Effects of dietary electrolyte balance on growth performance, nitrogen metabolism and some blood biochemical parameters of growing rabbits

The effects of different dietary electrolyte balance (DEB) on growth performance, nitrogen (N) metabolism and some blood biochemical parameters were investigated in 2 to 3 months old growing rabbits. A total of 150 growing rabbits of 2 months age were randomly divided into five groups according to average body weight, with 30 rabbits in each group. The DEB levels of the five experimental diets were −154, −3.16, +201, +347, and +500 meq/kg of dry matter (DM), respectively. There was a 7-d adaptation period and a 23-d experimental period. The results showed that the DEB levels had a quadratic affect on the average daily feed intake (ADFI) (p<0.001).
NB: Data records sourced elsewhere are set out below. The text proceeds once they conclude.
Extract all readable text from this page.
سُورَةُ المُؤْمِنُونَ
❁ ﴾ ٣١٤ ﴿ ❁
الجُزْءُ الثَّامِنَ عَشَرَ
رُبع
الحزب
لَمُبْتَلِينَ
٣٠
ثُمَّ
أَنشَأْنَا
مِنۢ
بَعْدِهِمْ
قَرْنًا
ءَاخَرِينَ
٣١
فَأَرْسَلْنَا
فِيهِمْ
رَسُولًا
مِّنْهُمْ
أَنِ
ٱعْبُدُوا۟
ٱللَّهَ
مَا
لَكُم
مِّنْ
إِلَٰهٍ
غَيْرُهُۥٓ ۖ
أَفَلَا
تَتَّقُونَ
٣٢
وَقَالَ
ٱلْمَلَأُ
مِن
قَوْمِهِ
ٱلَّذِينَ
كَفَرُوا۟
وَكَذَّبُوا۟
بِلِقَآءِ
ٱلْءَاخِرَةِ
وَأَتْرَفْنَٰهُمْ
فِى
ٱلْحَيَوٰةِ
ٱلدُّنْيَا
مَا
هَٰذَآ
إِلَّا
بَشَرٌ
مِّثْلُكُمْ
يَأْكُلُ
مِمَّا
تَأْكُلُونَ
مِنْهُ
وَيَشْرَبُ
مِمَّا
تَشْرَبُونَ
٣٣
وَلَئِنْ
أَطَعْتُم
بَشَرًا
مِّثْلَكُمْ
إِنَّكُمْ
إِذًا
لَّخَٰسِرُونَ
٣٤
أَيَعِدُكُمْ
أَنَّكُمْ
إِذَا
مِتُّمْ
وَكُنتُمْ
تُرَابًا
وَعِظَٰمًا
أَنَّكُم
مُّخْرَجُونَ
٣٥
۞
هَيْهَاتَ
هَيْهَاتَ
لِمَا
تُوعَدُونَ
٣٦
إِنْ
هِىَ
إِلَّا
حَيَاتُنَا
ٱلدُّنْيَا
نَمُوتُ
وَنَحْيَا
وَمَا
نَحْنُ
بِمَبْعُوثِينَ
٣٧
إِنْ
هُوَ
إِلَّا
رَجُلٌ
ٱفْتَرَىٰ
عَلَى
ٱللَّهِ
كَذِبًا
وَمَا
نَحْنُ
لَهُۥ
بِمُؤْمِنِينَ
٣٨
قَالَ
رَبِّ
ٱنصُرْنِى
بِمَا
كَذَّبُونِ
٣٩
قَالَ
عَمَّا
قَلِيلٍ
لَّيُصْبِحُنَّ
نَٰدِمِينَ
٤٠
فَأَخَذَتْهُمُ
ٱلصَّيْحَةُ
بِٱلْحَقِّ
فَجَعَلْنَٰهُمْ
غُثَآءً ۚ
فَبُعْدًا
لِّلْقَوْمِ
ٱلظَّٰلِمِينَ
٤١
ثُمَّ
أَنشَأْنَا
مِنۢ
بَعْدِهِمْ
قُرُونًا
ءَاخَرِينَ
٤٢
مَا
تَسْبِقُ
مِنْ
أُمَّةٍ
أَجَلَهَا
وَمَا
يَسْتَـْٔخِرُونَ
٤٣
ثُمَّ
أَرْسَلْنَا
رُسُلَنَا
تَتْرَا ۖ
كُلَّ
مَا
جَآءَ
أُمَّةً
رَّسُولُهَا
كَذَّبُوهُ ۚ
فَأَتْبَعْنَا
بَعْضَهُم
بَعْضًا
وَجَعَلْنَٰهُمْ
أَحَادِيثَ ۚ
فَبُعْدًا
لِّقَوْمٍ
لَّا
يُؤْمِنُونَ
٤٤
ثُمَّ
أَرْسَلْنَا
The greatest ADFI was achieved when the DEB level was +201 meq/kg DM. Fecal N (FN) content linearly decreased (0.047), while digestible N (DN), retained N (RN), efficiency of intake N converted into digestible N (DN/IN) and the efficiency of intake N converted into retained N (RN/IN) linearly increased with the DEB increase (0.020, 0.004, 0.021, and 0.049, respectively). Serum phosphorus (P) ion content linearly increased with the DEB increase (p = 0.036). The DEB had a quadratic relationship with serum anion gap (AG) (p = 0.002) and serum parathyroid hormone (PTH) content (p = 0.016). The DEB levels quadratically affected base excess (BE) in the plasma (p<0.001). In conclusion, the DEB unaffected growth performance but affected feed intake, N metabolism and some blood biochemical parameters of growing rabbits.